I use the ‘Game of Thrones’ reference, where they have a six-year winter and then a long number of years without any snow. It feels like with this LAN we’re coming out of a six-year winter and into a brand new period in Counter-Strike. That’s exciting. All we’re trying to do is deliver a good competition that will provide all these answers and make sure everyone’s safe. So competition and safety, that’s it. Everything else is a bonus.

Would you say that this is your biggest challenge ever, in terms of event hosting?

No, absolutely not. Well, in a way, yes, but the biggest challenge is to go to a new territory for the first time, like America, and try to book an arena not knowing how many people end up buying tickets. That is still, without a doubt, the biggest challenge, but it’s probably the biggest challenge of the last five years because it’s so different and difficult at the same time.
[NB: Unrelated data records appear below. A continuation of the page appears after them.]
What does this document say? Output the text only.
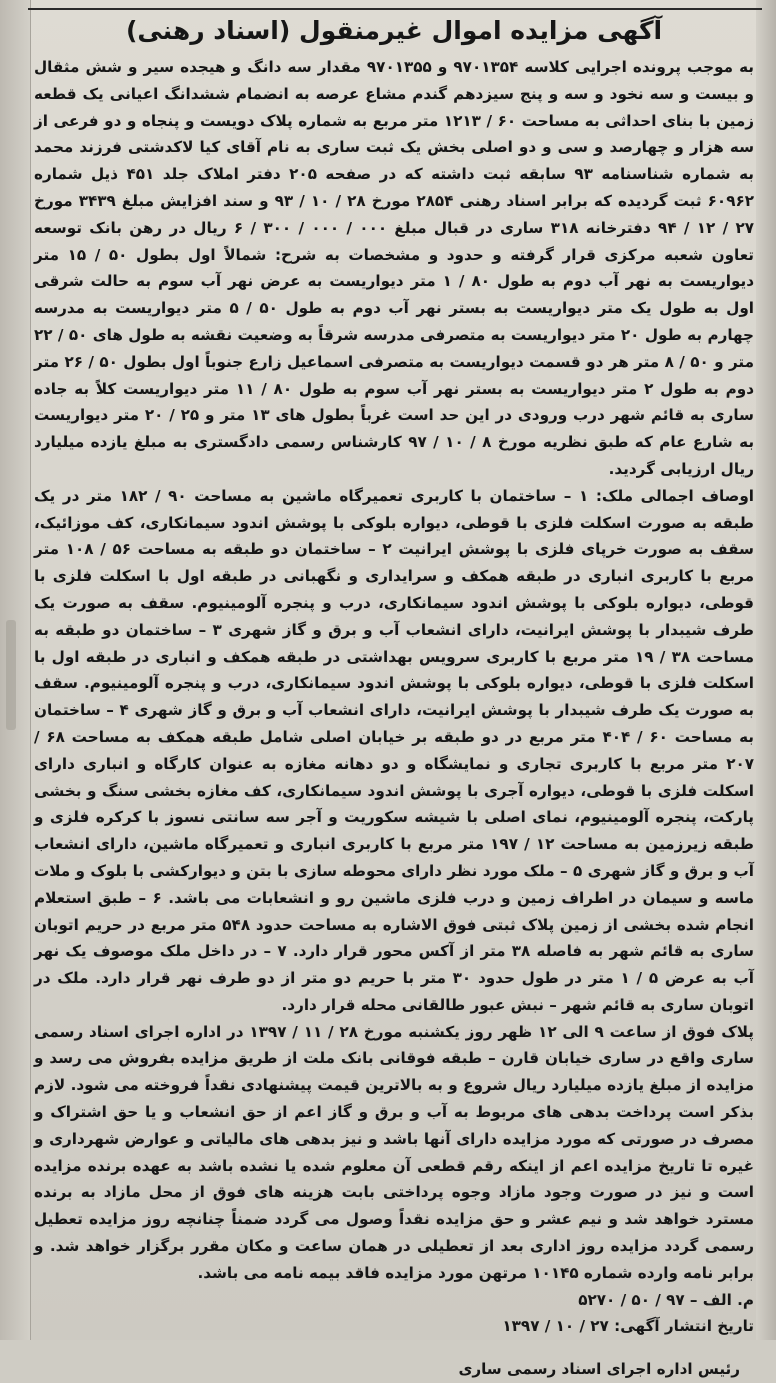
آگهی مزایده اموال غیرمنقول (اسناد رهنی)

به موجب پرونده اجرایی کلاسه ۹۷۰۱۳۵۴ و ۹۷۰۱۳۵۵ مقدار سه دانگ و هیجده سیر و شش مثقال و بیست و سه نخود و سه و پنج سیزدهم گندم مشاع عرصه به انضمام ششدانگ اعیانی یک قطعه زمین با بنای احداثی به مساحت ۶۰ / ۱۲۱۳ متر مربع به شماره پلاک دویست و پنجاه و دو فرعی از سه هزار و چهارصد و سی و دو اصلی بخش یک ثبت ساری به نام آقای کیا لاکدشتی فرزند محمد به شماره شناسنامه ۹۳ سابقه ثبت داشته که در صفحه ۲۰۵ دفتر املاک جلد ۴۵۱ ذیل شماره ۶۰۹۶۲ ثبت گردیده که برابر اسناد رهنی ۲۸۵۴ مورخ ۲۸ / ۱۰ / ۹۳ و سند افزایش مبلغ ۳۴۳۹ مورخ ۲۷ / ۱۲ / ۹۴ دفترخانه ۳۱۸ ساری در قبال مبلغ ۰۰۰ / ۰۰۰ / ۳۰۰ / ۶ ریال در رهن بانک توسعه تعاون شعبه مرکزی قرار گرفته و حدود و مشخصات به شرح: شمالاً اول بطول ۵۰ / ۱۵ متر دیواریست به نهر آب دوم به طول ۸۰ / ۱ متر دیواریست به عرض نهر آب سوم به حالت شرقی اول به طول یک متر دیواریست به بستر نهر آب دوم به طول ۵۰ / ۵ متر دیواریست به مدرسه چهارم به طول ۲۰ متر دیواریست به متصرفی مدرسه شرقاً به وضعیت نقشه به طول های ۵۰ / ۲۲ متر و ۵۰ / ۸ متر هر دو قسمت دیواریست به متصرفی اسماعیل زارع جنوباً اول بطول ۵۰ / ۲۶ متر دوم به طول ۲ متر دیواریست به بستر نهر آب سوم به طول ۸۰ / ۱۱ متر دیواریست کلاً به جاده ساری به قائم شهر درب ورودی در این حد است غرباً بطول های ۱۳ متر و ۲۵ / ۲۰ متر دیواریست به شارع عام که طبق نظریه مورخ ۸ / ۱۰ / ۹۷ کارشناس رسمی دادگستری به مبلغ یازده میلیارد ریال ارزیابی گردید.

اوصاف اجمالی ملک: ۱ – ساختمان با کاربری تعمیرگاه ماشین به مساحت ۹۰ / ۱۸۲ متر در یک طبقه به صورت اسکلت فلزی با قوطی، دیواره بلوکی با پوشش اندود سیمانکاری، کف موزائیک، سقف به صورت خرپای فلزی با پوشش ایرانیت ۲ – ساختمان دو طبقه به مساحت ۵۶ / ۱۰۸ متر مربع با کاربری انباری در طبقه همکف و سرایداری و نگهبانی در طبقه اول با اسکلت فلزی با قوطی، دیواره بلوکی با پوشش اندود سیمانکاری، درب و پنجره آلومینیوم. سقف به صورت یک طرف شیبدار با پوشش ایرانیت، دارای انشعاب آب و برق و گاز شهری ۳ – ساختمان دو طبقه به مساحت ۳۸ / ۱۹ متر مربع با کاربری سرویس بهداشتی در طبقه همکف و انباری در طبقه اول با اسکلت فلزی با قوطی، دیواره بلوکی با پوشش اندود سیمانکاری، درب و پنجره آلومینیوم. سقف به صورت یک طرف شیبدار با پوشش ایرانیت، دارای انشعاب آب و برق و گاز شهری ۴ – ساختمان به مساحت ۶۰ / ۴۰۴ متر مربع در دو طبقه بر خیابان اصلی شامل طبقه همکف به مساحت ۶۸ / ۲۰۷ متر مربع با کاربری تجاری و نمایشگاه و دو دهانه مغازه به عنوان کارگاه و انباری دارای اسکلت فلزی با قوطی، دیواره آجری با پوشش اندود سیمانکاری، کف مغازه بخشی سنگ و بخشی پارکت، پنجره آلومینیوم، نمای اصلی با شیشه سکوریت و آجر سه سانتی نسوز با کرکره فلزی و طبقه زیرزمین به مساحت ۱۲ / ۱۹۷ متر مربع با کاربری انباری و تعمیرگاه ماشین، دارای انشعاب آب و برق و گاز شهری ۵ – ملک مورد نظر دارای محوطه سازی با بتن و دیوارکشی با بلوک و ملات ماسه و سیمان در اطراف زمین و درب فلزی ماشین رو و انشعابات می باشد. ۶ – طبق استعلام انجام شده بخشی از زمین پلاک ثبتی فوق الاشاره به مساحت حدود ۵۴۸ متر مربع در حریم اتوبان ساری به قائم شهر به فاصله ۳۸ متر از آکس محور قرار دارد. ۷ – در داخل ملک موصوف یک نهر آب به عرض ۵ / ۱ متر در طول حدود ۳۰ متر با حریم دو متر از دو طرف نهر قرار دارد. ملک در اتوبان ساری به قائم شهر – نبش عبور طالقانی محله قرار دارد.

پلاک فوق از ساعت ۹ الی ۱۲ ظهر روز یکشنبه مورخ ۲۸ / ۱۱ / ۱۳۹۷ در اداره اجرای اسناد رسمی ساری واقع در ساری خیابان قارن – طبقه فوقانی بانک ملت از طریق مزایده بفروش می رسد و مزایده از مبلغ یازده میلیارد ریال شروع و به بالاترین قیمت پیشنهادی نقداً فروخته می شود. لازم بذکر است پرداخت بدهی های مربوط به آب و برق و گاز اعم از حق انشعاب و یا حق اشتراک و مصرف در صورتی که مورد مزایده دارای آنها باشد و نیز بدهی های مالیاتی و عوارض شهرداری و غیره تا تاریخ مزایده اعم از اینکه رقم قطعی آن معلوم شده یا نشده باشد به عهده برنده مزایده است و نیز در صورت وجود مازاد وجوه پرداختی بابت هزینه های فوق از محل مازاد به برنده مسترد خواهد شد و نیم عشر و حق مزایده نقداً وصول می گردد ضمناً چنانچه روز مزایده تعطیل رسمی گردد مزایده روز اداری بعد از تعطیلی در همان ساعت و مکان مقرر برگزار خواهد شد. و برابر نامه وارده شماره ۱۰۱۴۵ مرتهن مورد مزایده فاقد بیمه نامه می باشد.

م. الف – ۹۷ / ۵۰ / ۵۲۷۰

تاریخ انتشار آگهی: ۲۷ / ۱۰ / ۱۳۹۷

رئیس اداره اجرای اسناد رسمی ساری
What are the plans for the December event, which is supposed to have an audience? Is it going to be held in Asia?

We’ve learned that it’s silly to talk too much about things that are months away when things change on a seven-day basis. I wish I could tell you a lot, but anything that goes on record may be rendered invalid in two weeks. So I don’t think I can say anything of value other than our wishes and dreams. It will all depend on the same factors that are currently influencing IEM Cologne.

When ESL announced that the Rio Major was cancelled, it said that the plan was to revisit this matter and bring the Major to Rio one day. Do you still stand by those words?

One hundred percent. Nothing else to say. One hundred percent.